Insulating links may be used on cranes and tag lines, (guide ropes), to help protect against electric current passing from the power line through the wire rope of the crane and into the personnel working on the crane, figure 4. Figure 5 shows the Federal requirements for working close to a power line. The list includes layers of prevention. Incidents of power line contact are common because of the difficulty the driver of the crane has in distinguishing the thin cable of the power line against the background of the sky. Implementing OSHA's federal requirements for operation near electric powerlines, which includes using a spotter to help the operator know if the crane's wire rope is getting close to the thin cable of the power line, provides for safe operation.

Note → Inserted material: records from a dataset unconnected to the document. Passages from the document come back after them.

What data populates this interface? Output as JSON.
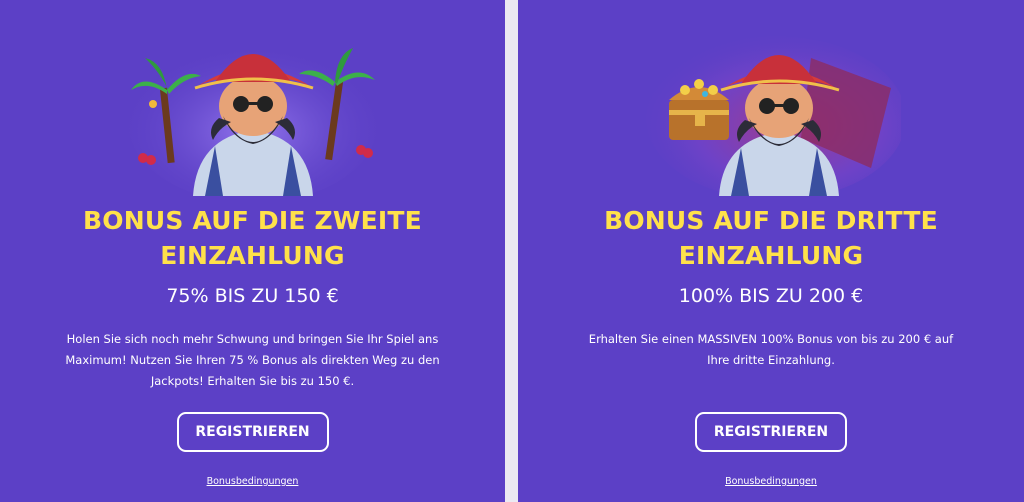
{
  "cards": [
    {
      "image_name": "pirate-palm-illustration",
      "title_line1": "BONUS AUF DIE ZWEITE",
      "title_line2": "EINZAHLUNG",
      "subtitle": "75% BIS ZU 150 €",
      "desc_line1": "Holen Sie sich noch mehr Schwung und bringen Sie Ihr Spiel ans",
      "desc_line2": "Maximum! Nutzen Sie Ihren 75 % Bonus als direkten Weg zu den",
      "desc_line3": "Jackpots! Erhalten Sie bis zu 150 €.",
      "button_label": "REGISTRIEREN",
      "terms_label": "Bonusbedingungen"
    },
    {
      "image_name": "pirate-treasure-chest-illustration",
      "title_line1": "BONUS AUF DIE DRITTE",
      "title_line2": "EINZAHLUNG",
      "subtitle": "100% BIS ZU 200 €",
      "desc_line1": "Erhalten Sie einen MASSIVEN 100% Bonus von bis zu 200 € auf",
      "desc_line2": "Ihre dritte Einzahlung.",
      "desc_line3": "",
      "button_label": "REGISTRIEREN",
      "terms_label": "Bonusbedingungen"
    }
  ],
  "colors": {
    "card_background": "#5c40c6",
    "title": "#ffe14a",
    "text": "#ffffff",
    "page_background": "#ebe9f2"
  }
}
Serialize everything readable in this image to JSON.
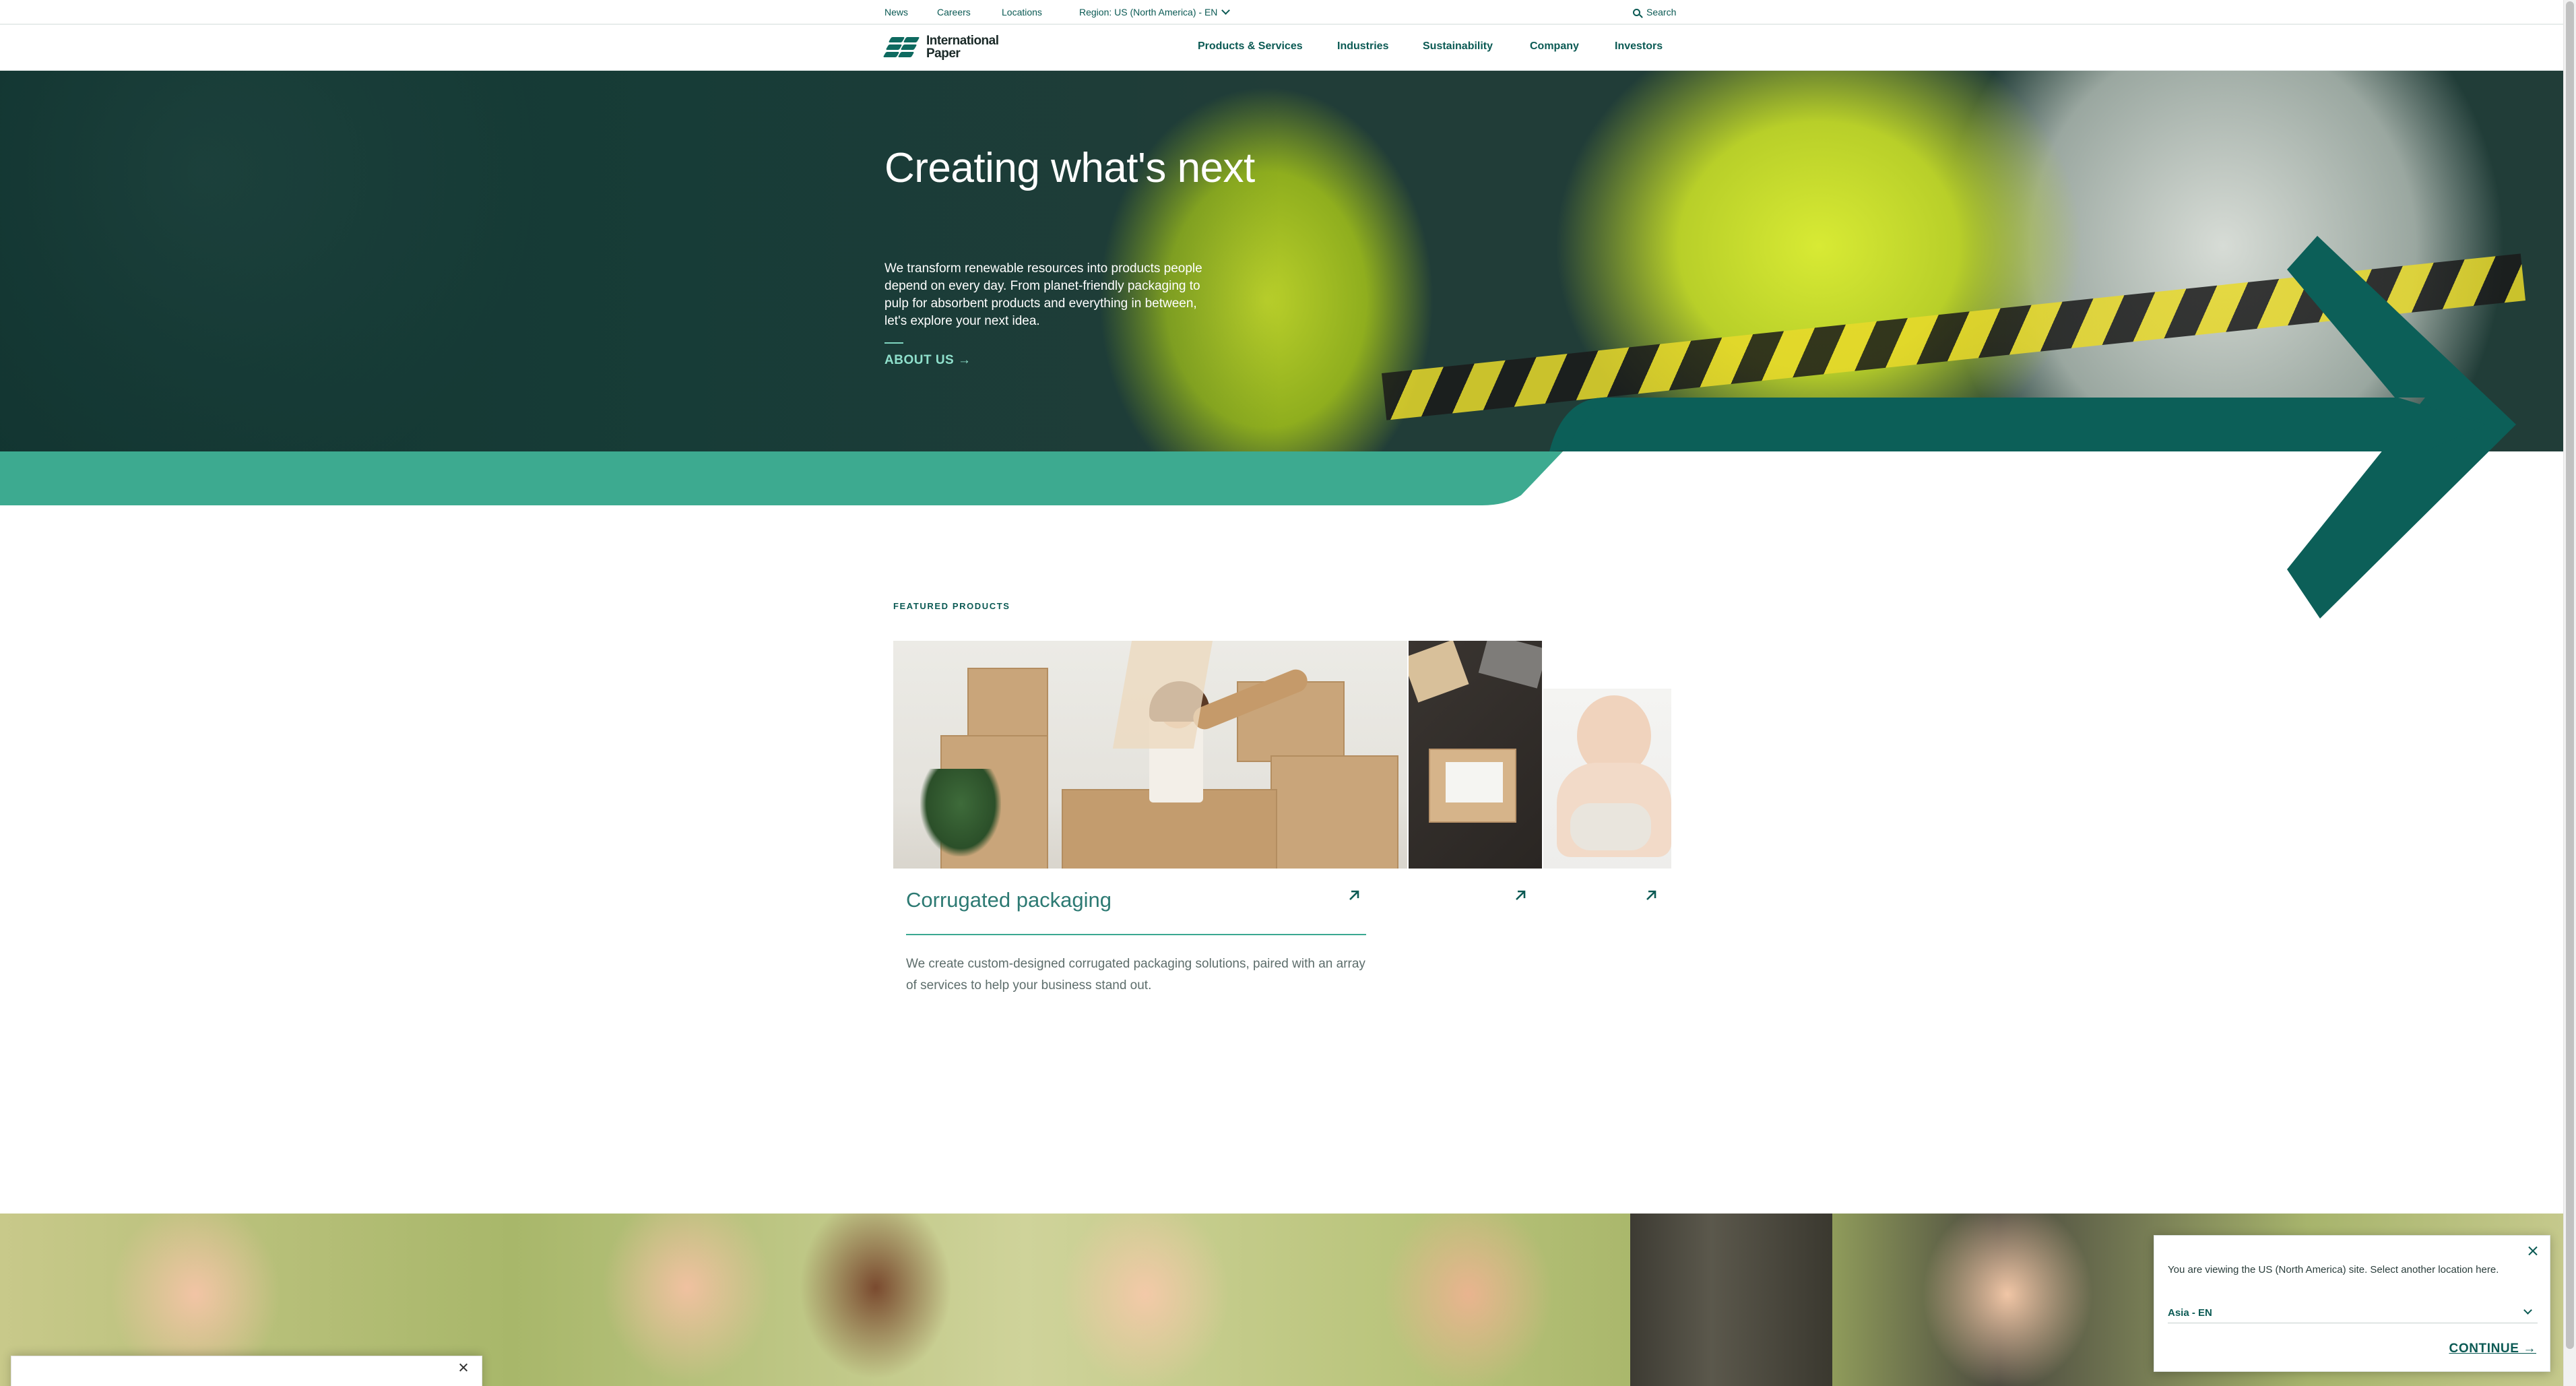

Figure 5. Federal requirements for using an insulating link

Accidents involving contact between a power line and a crane are invariably extremely serious, often resulting in extensive injury or the death of crane operative(s). In fact, on average 100 contacts occur each year in the US between a crane and a power line, while 20% of all fatalities in the US construction industry are due to cranes touching power lines. Electrocution because of power line contact is sufficient to cause ventricular fibrillation of the heart, often fatal, while the wound caused by the electric current leaving the body will often remove limbs.

Grounding a crane is not effective, since enough current can still pass through crane operatives to be fatal.